Der Anrufer am Telefon stellte keine Frage, sondern gab eine allgemeine Stellungnahme zum Thema „Gentherapie durch Impfung“ ab. Die Art und Weise, wie dieser Telefonanruf - in deutscher Sprache - geführt wurde, lässt darauf schliessen, dass Herr Käser aus Oberiberg ein ihm vorliegendes Statement vorgelesen hat. Die Moderatorin bemerkte dies nach kurzer Zeit und unterbrach den Anrufer mit dem Hinweis, dass man ihn akustisch nicht verstehe. In der Stellungnahme des Veranstalters wird bestätigt, dass aus diesem Grund das Telefonat abgebrochen werden musste. Diese Begründung vermag meines Erachtens nicht zu überzeugen. Die Moderatorin hörte den Worten von Herrn Käser aufmerksam zu, wollte ein erstes Mal schon sehr früh unterbrechen, wartete dann aber noch ein wenig zu bis sie realisierte, dass der Anrufer ein vorgefertigtes Statement vorlas, das ihrer Meinung nach wohl nicht in die Sendung passte. Schliesslich wurde der Anruf von ihr gestoppt mit der Begründung, dass sie den Anrufer akustisch schlecht verstehe, resp. sogar gar kein Wort verstanden habe. Ich habe mir diesen Ausschnitt der Sendung mehrere Male angeschaut und habe den Eindruck, dass die Moderatorin den Anrufer akustisch genau verstanden hat, aber das für sie nicht passende Statement von Herrn Käser rasch abbrechen wollte und dazu eine fadenscheinige Begründung nachlieferte.
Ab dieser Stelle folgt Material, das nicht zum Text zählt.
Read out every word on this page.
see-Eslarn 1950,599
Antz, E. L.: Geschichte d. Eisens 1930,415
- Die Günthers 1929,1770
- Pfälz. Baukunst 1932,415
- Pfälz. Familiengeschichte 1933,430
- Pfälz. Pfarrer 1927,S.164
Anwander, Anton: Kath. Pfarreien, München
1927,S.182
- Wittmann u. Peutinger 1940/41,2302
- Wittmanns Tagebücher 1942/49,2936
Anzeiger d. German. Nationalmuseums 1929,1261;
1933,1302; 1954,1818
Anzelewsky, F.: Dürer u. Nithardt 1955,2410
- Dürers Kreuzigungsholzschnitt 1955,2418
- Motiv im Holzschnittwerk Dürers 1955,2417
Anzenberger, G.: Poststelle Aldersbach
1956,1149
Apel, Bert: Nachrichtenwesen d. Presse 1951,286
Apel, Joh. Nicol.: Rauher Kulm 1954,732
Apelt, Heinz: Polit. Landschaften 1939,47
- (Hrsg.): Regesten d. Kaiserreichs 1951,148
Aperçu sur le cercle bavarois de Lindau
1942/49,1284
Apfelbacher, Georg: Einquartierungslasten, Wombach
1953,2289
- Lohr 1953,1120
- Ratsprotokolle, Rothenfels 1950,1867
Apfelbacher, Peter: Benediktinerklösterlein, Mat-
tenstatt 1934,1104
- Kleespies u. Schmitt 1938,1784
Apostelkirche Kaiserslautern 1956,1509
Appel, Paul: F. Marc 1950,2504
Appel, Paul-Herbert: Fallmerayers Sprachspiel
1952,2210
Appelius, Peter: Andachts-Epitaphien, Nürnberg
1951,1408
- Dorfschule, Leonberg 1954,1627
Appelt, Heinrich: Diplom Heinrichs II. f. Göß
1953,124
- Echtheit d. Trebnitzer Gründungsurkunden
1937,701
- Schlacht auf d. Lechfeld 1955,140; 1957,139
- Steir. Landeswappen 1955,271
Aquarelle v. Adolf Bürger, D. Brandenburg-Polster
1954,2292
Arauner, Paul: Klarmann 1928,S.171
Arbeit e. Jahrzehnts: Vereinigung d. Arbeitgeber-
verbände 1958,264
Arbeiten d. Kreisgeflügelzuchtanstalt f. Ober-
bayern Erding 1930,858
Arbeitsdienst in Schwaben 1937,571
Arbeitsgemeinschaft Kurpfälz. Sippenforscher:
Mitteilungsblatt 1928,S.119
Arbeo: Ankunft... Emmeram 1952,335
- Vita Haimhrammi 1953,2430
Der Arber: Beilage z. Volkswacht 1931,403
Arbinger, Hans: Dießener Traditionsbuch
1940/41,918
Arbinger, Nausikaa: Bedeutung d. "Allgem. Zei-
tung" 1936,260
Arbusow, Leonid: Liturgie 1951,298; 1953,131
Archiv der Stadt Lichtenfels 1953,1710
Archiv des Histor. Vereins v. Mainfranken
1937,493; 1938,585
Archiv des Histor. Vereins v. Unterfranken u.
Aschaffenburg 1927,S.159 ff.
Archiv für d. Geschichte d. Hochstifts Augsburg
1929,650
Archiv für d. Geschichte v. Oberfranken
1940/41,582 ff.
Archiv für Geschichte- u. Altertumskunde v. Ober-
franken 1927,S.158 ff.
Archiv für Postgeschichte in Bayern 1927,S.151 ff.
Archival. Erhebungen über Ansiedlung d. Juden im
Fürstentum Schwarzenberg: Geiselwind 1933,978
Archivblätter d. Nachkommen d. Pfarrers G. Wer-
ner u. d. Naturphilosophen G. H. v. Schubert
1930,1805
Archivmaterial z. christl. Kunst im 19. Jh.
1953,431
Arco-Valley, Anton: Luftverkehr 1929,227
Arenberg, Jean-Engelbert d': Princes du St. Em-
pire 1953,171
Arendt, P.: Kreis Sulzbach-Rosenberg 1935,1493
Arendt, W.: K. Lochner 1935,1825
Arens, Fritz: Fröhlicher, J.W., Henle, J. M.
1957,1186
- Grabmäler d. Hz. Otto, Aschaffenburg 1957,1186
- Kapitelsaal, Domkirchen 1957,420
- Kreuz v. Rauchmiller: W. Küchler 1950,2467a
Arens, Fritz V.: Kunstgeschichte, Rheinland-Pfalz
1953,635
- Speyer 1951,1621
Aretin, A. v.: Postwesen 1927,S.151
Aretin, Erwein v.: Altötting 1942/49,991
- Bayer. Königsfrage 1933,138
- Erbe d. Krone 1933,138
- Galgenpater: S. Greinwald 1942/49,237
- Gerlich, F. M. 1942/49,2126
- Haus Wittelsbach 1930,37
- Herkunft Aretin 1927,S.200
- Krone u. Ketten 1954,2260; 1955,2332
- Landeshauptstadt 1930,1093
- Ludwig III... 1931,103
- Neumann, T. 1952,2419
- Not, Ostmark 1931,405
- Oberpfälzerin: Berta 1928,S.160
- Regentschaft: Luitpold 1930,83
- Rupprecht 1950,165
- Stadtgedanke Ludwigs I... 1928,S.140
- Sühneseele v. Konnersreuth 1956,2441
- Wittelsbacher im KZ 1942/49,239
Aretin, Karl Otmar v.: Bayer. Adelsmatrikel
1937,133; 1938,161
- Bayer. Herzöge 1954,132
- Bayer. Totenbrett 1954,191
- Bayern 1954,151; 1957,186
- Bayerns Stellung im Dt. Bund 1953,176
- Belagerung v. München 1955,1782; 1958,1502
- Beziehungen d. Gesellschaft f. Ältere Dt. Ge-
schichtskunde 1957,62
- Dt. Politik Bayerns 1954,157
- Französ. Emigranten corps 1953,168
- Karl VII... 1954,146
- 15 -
Es lag in der publizistischen Verantwortung des Veranstalters, dass die Moderatorin den Anrufer unterbrach und ihm nicht weiter die Gelegenheit gab, das (wohl nicht vom ihm selber) vorgefertigte Statement weiter vorzulesen. Sie hätte den Anrufer aber auch darauf aufmerksam machen und ihm vielleicht nochmals eine kurze Antwortmöglichkeit geben können. Auch wenn man die Art und Weise des Gesprächsabbruchs bemängeln mag, durfte TeleZüri im Rahmen der Sendung „TalkTäglich“ das Vorlesen einer vorgefertigten Stellungnahme mit einer allgemeinen Kritik an den Pharmafirmen und dem Bundesrat zu unterbinden. Von Zensur kann keine Rede sein, zumal die Redaktion zwei impfkritische Stimmen zur Diskussion im Studio zuschaltete.

Ich bitte Sie, das vorliegende Schreiben als meinen Schlussbericht gemäss Art. 93 Abs. 3 RTVG entgegenzunehmen. Über die Möglichkeit der Beschwerde an die unabhängige Beschwerdeinstanz für Radio und Fernsehen UBI orientiert Sie das beigefügte Merkblatt.